Nik Sharma's Season: Big Flavors, Beautiful Food has received an appropriate amount of praise from across the food media world (that is, a lot!), and while much is rightly made about the beautiful photography, we're here to say that the recipes are the real draw. Sure, there's Sharma's way-better-than-storebought naan recipe, and the eggplant pilaf with pumpkin seeds is a marvel of texture and flavor, but the really impressive ones embody the kind of inventive cuisine that draws from multiple cultures to produce dishes that can only be described as emphatically, joyously American, like the roasted carrots with sesame, caraway, chili, and nori. Great for cooks looking for inspiration yet still hopelessly devoted to classic, comforting dishes.

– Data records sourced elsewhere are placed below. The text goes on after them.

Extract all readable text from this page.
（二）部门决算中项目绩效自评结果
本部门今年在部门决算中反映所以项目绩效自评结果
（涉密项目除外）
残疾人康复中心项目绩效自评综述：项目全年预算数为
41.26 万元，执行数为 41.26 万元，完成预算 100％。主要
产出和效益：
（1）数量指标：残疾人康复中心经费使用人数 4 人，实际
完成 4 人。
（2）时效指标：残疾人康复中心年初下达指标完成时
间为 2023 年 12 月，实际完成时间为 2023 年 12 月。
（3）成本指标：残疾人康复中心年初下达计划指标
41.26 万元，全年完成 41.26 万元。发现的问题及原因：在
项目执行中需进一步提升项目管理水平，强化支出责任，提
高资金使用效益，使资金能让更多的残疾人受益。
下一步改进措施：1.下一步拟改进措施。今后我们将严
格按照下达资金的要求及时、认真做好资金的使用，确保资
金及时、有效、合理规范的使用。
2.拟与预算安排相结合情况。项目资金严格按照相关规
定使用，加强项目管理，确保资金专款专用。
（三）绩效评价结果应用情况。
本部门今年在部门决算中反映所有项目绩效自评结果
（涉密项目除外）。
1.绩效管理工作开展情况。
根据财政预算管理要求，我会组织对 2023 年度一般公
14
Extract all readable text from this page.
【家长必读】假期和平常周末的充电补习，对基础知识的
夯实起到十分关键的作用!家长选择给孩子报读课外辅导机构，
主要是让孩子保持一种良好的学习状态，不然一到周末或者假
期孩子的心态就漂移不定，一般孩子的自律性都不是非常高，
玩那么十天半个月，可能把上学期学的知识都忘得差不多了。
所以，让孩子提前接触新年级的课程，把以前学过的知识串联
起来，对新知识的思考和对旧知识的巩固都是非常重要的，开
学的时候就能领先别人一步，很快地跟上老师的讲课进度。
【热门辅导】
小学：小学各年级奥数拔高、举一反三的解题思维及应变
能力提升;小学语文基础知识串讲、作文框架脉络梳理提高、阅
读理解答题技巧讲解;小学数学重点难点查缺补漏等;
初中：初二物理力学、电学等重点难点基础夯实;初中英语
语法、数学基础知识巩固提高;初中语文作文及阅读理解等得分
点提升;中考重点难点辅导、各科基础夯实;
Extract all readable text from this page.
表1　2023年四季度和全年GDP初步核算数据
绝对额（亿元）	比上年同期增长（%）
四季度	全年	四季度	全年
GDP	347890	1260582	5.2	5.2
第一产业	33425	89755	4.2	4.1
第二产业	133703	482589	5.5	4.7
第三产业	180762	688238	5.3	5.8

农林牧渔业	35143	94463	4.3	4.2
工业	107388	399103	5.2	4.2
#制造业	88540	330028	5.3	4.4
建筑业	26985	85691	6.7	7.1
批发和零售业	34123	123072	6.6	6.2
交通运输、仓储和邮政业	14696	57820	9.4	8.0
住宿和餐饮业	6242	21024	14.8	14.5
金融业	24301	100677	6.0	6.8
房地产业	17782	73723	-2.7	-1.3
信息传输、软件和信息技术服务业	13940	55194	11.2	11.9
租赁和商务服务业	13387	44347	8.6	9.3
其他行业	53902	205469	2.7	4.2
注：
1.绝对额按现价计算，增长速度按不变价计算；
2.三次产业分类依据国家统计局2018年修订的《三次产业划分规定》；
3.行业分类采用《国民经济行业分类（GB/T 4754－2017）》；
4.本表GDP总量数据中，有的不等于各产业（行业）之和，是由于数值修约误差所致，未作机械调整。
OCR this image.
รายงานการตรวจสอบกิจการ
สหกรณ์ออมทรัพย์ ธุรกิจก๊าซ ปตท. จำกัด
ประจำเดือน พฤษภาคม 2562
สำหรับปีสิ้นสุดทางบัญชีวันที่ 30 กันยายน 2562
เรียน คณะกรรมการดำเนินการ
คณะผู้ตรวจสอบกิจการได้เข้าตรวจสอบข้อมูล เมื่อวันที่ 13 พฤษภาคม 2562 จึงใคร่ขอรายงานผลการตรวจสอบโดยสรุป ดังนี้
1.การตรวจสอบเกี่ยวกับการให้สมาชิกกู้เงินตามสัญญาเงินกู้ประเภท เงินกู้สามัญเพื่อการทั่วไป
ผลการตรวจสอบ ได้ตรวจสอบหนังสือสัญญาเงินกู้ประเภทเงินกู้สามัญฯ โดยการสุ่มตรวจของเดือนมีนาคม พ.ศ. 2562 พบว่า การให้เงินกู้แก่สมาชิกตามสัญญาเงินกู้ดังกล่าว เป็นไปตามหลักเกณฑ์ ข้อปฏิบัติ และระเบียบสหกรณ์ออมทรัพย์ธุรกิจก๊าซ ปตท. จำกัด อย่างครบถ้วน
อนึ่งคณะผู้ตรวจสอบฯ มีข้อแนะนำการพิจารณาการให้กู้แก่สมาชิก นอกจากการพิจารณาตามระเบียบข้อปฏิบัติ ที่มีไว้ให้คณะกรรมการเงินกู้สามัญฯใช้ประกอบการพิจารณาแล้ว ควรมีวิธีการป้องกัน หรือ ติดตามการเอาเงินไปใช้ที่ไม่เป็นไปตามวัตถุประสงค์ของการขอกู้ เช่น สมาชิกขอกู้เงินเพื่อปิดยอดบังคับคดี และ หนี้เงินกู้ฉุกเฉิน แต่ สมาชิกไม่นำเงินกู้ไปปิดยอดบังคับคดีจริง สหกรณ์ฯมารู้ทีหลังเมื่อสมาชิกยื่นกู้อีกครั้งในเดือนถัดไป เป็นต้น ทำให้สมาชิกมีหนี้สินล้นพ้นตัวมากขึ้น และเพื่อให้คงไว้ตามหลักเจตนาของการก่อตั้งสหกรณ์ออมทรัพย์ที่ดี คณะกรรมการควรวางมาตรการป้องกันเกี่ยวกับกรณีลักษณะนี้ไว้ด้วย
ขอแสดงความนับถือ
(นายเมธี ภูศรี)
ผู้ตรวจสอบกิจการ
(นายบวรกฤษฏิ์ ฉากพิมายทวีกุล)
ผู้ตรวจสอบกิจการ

We usually aren't the biggest fans of the big and beautiful cookbooks put out by super fancy restaurants, in part because they have limited appeal to most home cooks, even if they are fascinating windows into the processes and methods of some of the best chefs in the world. We'll make an exception for Estela by Ignacio Mattos, though, since it's as inspiring as it is informative. The XO sauce recipe is a perfect example, but there are some dishes that just cry out to be made, like the beef tartare with sunchoke chips (it's not actually beef, it's bison, which Mattos says "tastes better" than raw beef does—the more you know!). Perfect for ambitious home cooks.
Another exception to the rule about cookbooks and fancy restaurants is Joe Beef: Surviving the Apocalypse by Frederic Morin, David McMillan, and Meredith Erickson. This is a book for people who like to live extra large, and by that we mean people who are intrigued enough by the microwaved foie gras recipe to consider trying it some day. It is, as with the authors' previous book, The Art of Living According to Joe Beef: A Cookbook of Sorts, a text that espouses an eating- and cooking-philosophy as much as it is a collection of recipes. Give it to a gourmand.
The Cooking Gene
Sometimes it takes a little while before the importance of a book really sinks in. I've written about why I think The Cooking Gene: A Journey Through African American Culinary History in the Old South by Michael Twitty should be read by just about everyone, but I also think it makes a wonderful gift for anyone who is interested in history, food, the history of food, and this terribly flawed but nonetheless beautiful thing we call America.